|Skip Navigation Links|
|Exit Print View|
|Oracle Java CAPS Master Index Standardization Engine Reference Java CAPS Documentation|
Data standardization transforms input data into common representations of values to give you a single, consistent view of the data stored in and across organizations. Standardizing the data stored in disparate systems provides a common representation of the data so you can easily and accurately compare data between systems.
Data standardization applies three transformations against the data: parsing into individual components, normalization, and phonetic encoding. These actions help cleanse data to prepare it for matching and searching. Some fields might require all three steps, some just normalization and phonetic conversion, and other data might only need phonetic encoding. Typically data is first parsed, then normalized, and then phonetically encoded, though some cleansing might be needed prior to parsing.
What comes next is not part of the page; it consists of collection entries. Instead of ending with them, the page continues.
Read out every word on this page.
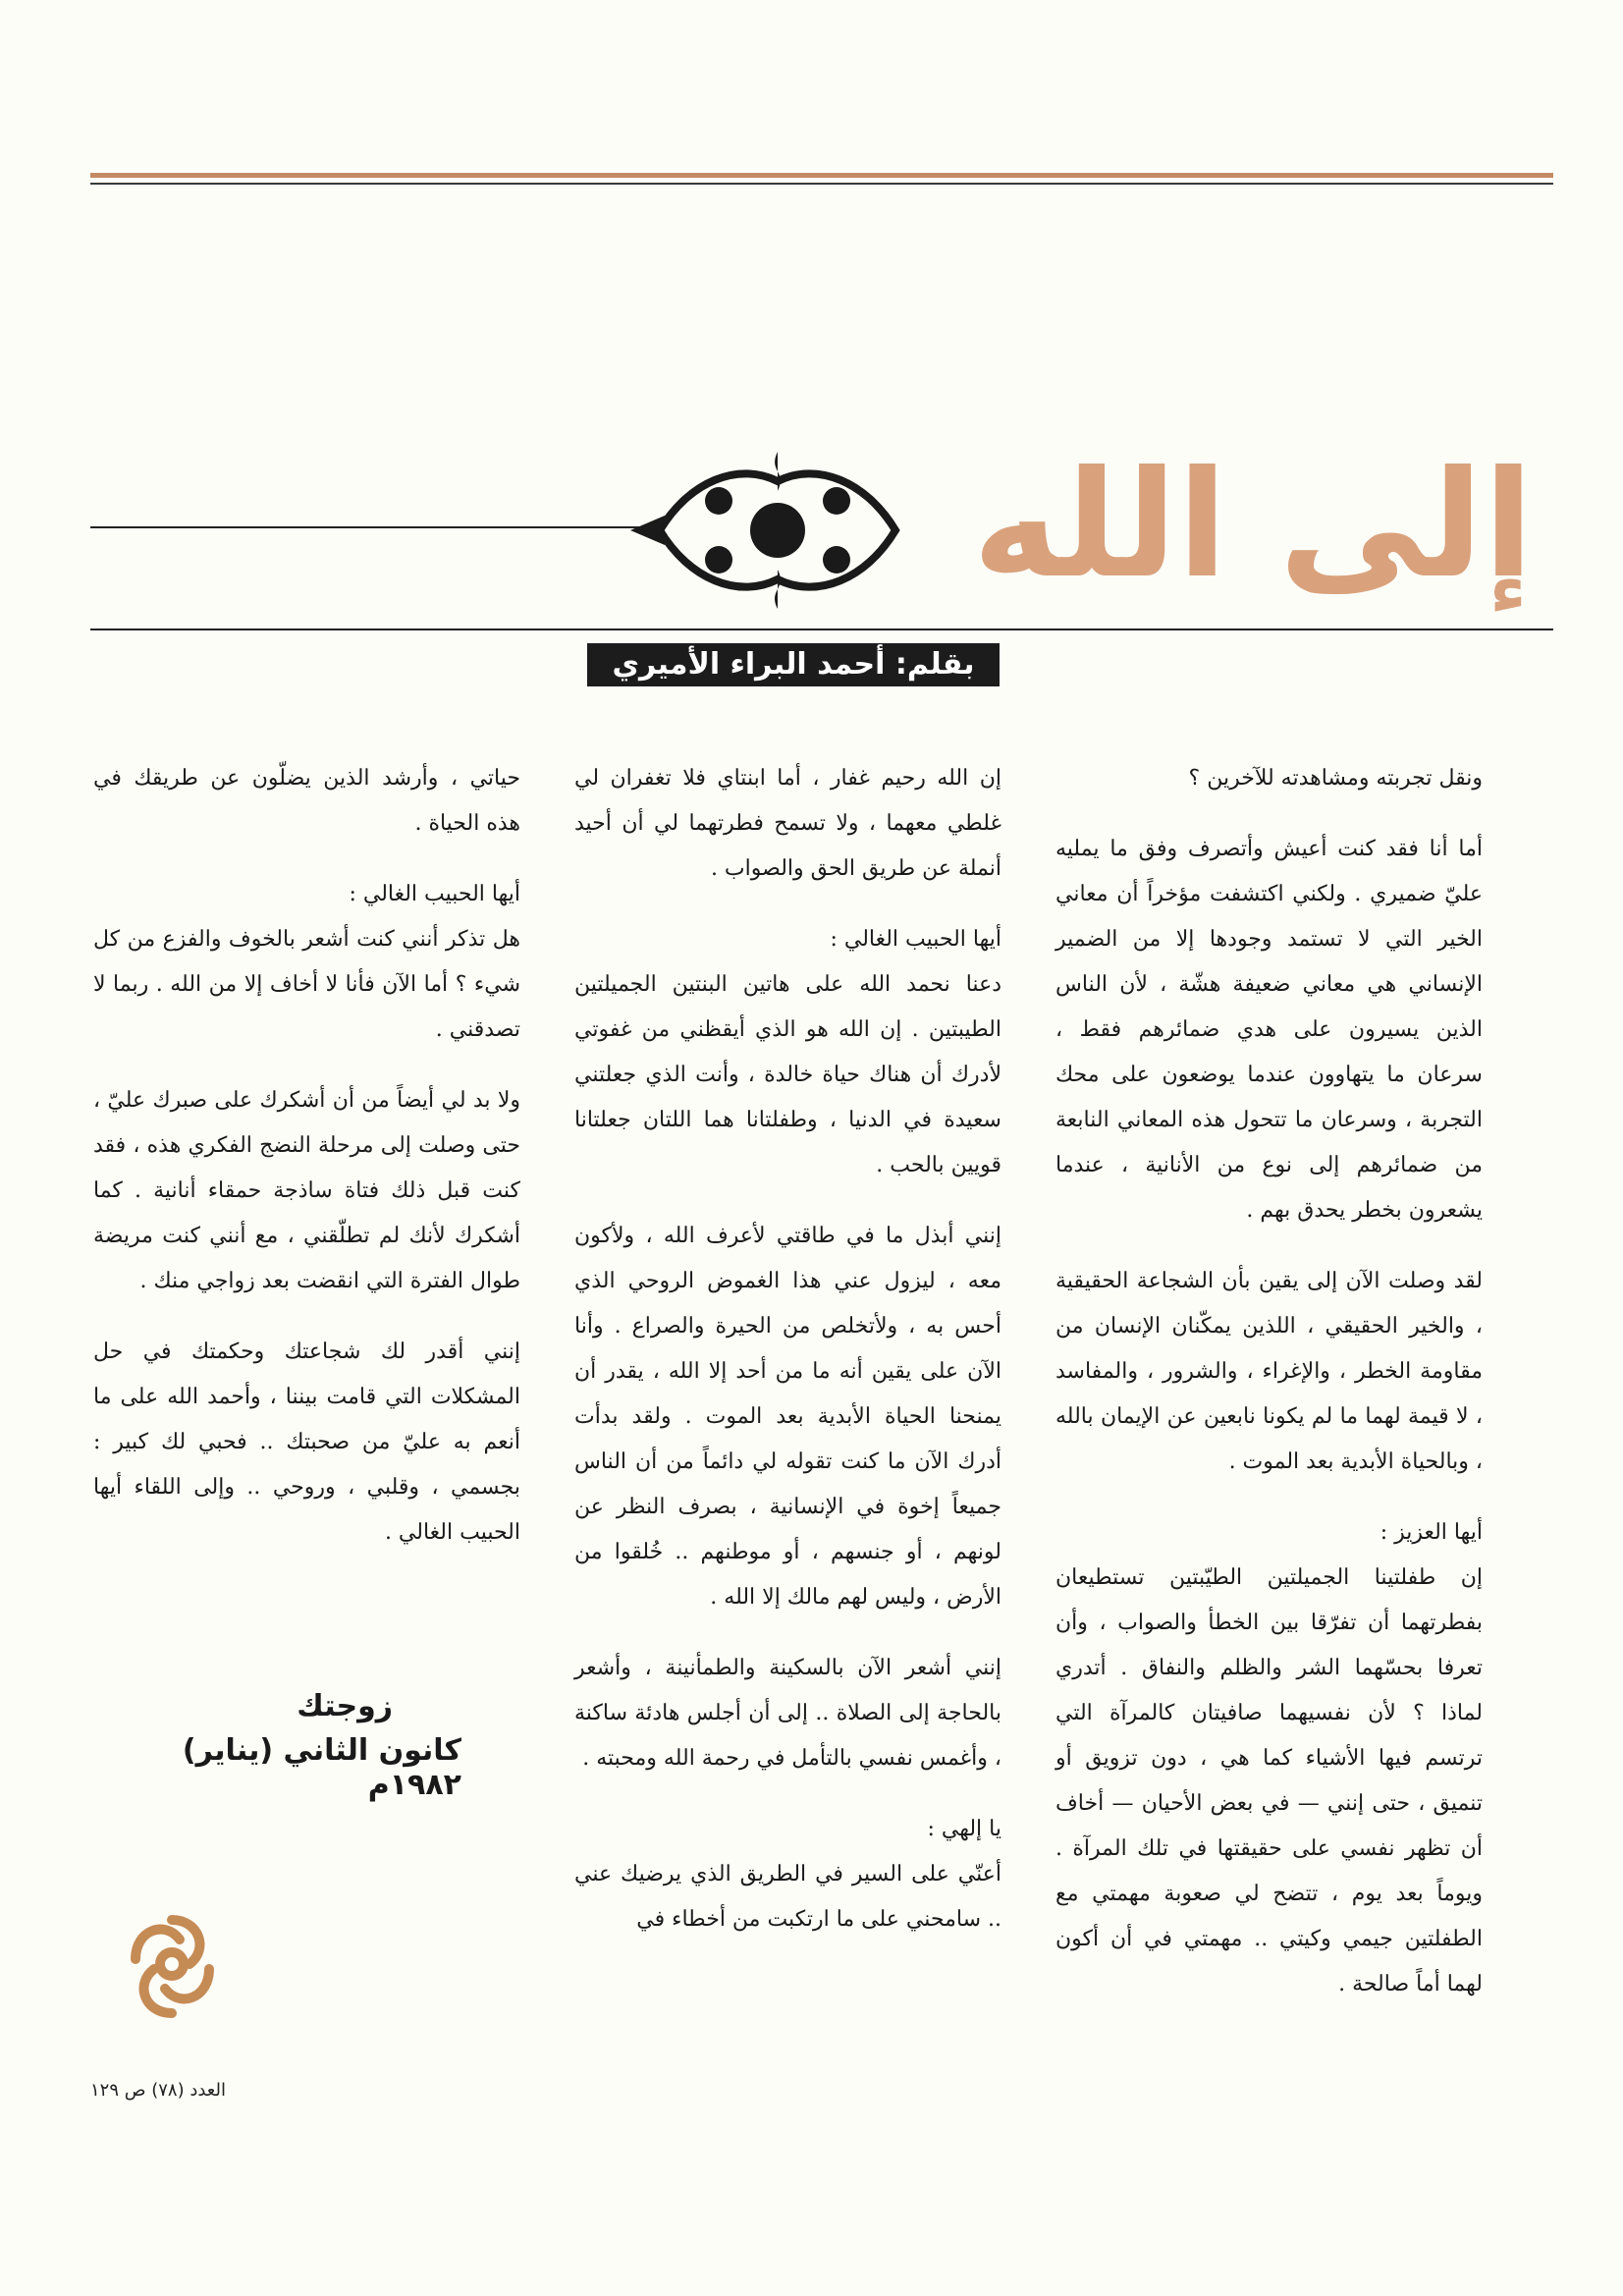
إلى الله
بقلم: أحمد البراء الأميري

ونقل تجربته ومشاهدته للآخرين ؟

أما أنا فقد كنت أعيش وأتصرف وفق ما يمليه عليّ ضميري . ولكني اكتشفت مؤخراً أن معاني الخير التي لا تستمد وجودها إلا من الضمير الإنساني هي معاني ضعيفة هشّة ، لأن الناس الذين يسيرون على هدي ضمائرهم فقط ، سرعان ما يتهاوون عندما يوضعون على محك التجربة ، وسرعان ما تتحول هذه المعاني النابعة من ضمائرهم إلى نوع من الأنانية ، عندما يشعرون بخطر يحدق بهم .

لقد وصلت الآن إلى يقين بأن الشجاعة الحقيقية ، والخير الحقيقي ، اللذين يمكّنان الإنسان من مقاومة الخطر ، والإغراء ، والشرور ، والمفاسد ، لا قيمة لهما ما لم يكونا نابعين عن الإيمان بالله ، وبالحياة الأبدية بعد الموت .

أيها العزيز :

إن طفلتينا الجميلتين الطيّبتين تستطيعان بفطرتهما أن تفرّقا بين الخطأ والصواب ، وأن تعرفا بحسّهما الشر والظلم والنفاق . أتدري لماذا ؟ لأن نفسيهما صافيتان كالمرآة التي ترتسم فيها الأشياء كما هي ، دون تزويق أو تنميق ، حتى إنني — في بعض الأحيان — أخاف أن تظهر نفسي على حقيقتها في تلك المرآة . ويوماً بعد يوم ، تتضح لي صعوبة مهمتي مع الطفلتين جيمي وكيتي .. مهمتي في أن أكون لهما أماً صالحة .

إن الله رحيم غفار ، أما ابنتاي فلا تغفران لي غلطي معهما ، ولا تسمح فطرتهما لي أن أحيد أنملة عن طريق الحق والصواب .

أيها الحبيب الغالي :

دعنا نحمد الله على هاتين البنتين الجميلتين الطيبتين . إن الله هو الذي أيقظني من غفوتي لأدرك أن هناك حياة خالدة ، وأنت الذي جعلتني سعيدة في الدنيا ، وطفلتانا هما اللتان جعلتانا قويين بالحب .

إنني أبذل ما في طاقتي لأعرف الله ، ولأكون معه ، ليزول عني هذا الغموض الروحي الذي أحس به ، ولأتخلص من الحيرة والصراع . وأنا الآن على يقين أنه ما من أحد إلا الله ، يقدر أن يمنحنا الحياة الأبدية بعد الموت . ولقد بدأت أدرك الآن ما كنت تقوله لي دائماً من أن الناس جميعاً إخوة في الإنسانية ، بصرف النظر عن لونهم ، أو جنسهم ، أو موطنهم .. خُلقوا من الأرض ، وليس لهم مالك إلا الله .

إنني أشعر الآن بالسكينة والطمأنينة ، وأشعر بالحاجة إلى الصلاة .. إلى أن أجلس هادئة ساكنة ، وأغمس نفسي بالتأمل في رحمة الله ومحبته .

يا إلهي :

أعنّي على السير في الطريق الذي يرضيك عني .. سامحني على ما ارتكبت من أخطاء في

حياتي ، وأرشد الذين يضلّون عن طريقك في هذه الحياة .

أيها الحبيب الغالي :

هل تذكر أنني كنت أشعر بالخوف والفزع من كل شيء ؟ أما الآن فأنا لا أخاف إلا من الله . ربما لا تصدقني .

ولا بد لي أيضاً من أن أشكرك على صبرك عليّ ، حتى وصلت إلى مرحلة النضج الفكري هذه ، فقد كنت قبل ذلك فتاة ساذجة حمقاء أنانية . كما أشكرك لأنك لم تطلّقني ، مع أنني كنت مريضة طوال الفترة التي انقضت بعد زواجي منك .

إنني أقدر لك شجاعتك وحكمتك في حل المشكلات التي قامت بيننا ، وأحمد الله على ما أنعم به عليّ من صحبتك .. فحبي لك كبير : بجسمي ، وقلبي ، وروحي .. وإلى اللقاء أيها الحبيب الغالي .

زوجتك
كانون الثاني (يناير) ١٩٨٢م
العدد (٧٨) ص ١٢٩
Standardization can include any one or any combination of the following phases.
If incoming records contain data that is not formatted properly, it must be reformatted before it can be normalized. This process identifies and separates each component of a free-form text field that contains multiple pieces of information. Reformatting can also include removing characters or strings from a field that are not relevant to the data. A good example is standardizing free-form text address fields. If you are comparing or searching on street addresses that are contained in one or more free-form text fields (that is, the street address is contained in one field, apartment number in another, and so on), those fields need to be parsed into their individual components, such as house number, street name, street type, and street direction. Then certain components of the address, such as the street name and type, can be normalized. Field components are also known as tokens, and the process of separating data into its tokens is known as tokenization.
Normalizing data converts it into a standard or common form. A common use for normalization is to convert nicknames into their standard names, such as converting “Rich” to “Richard” or “Meg” to “Margaret”. Another example is normalizing street address components. For example, both “Dr.” or “Drv” in a street address might be normalized to “Drive”. Normalized values are obtained from lookup tables. Once a field value is normalized, that value can be more accurately compared against values in other records to determine whether they are a match.
Once data has gone through any necessary reformatting and normalization, it can be phonetically encoded. In a master index application, phonetic values are generally used in blocking queries in order to obtain all possible matches to an incoming record. They are also used to perform searches from the Master Index Data Manager (MIDM) that allow for misspellings and typographic errors. Typically, first names use Soundex encoding and last names and street names use NYSIIS encoding, but the Master Index Standardization Engine supports several additional phonetic encoders as well.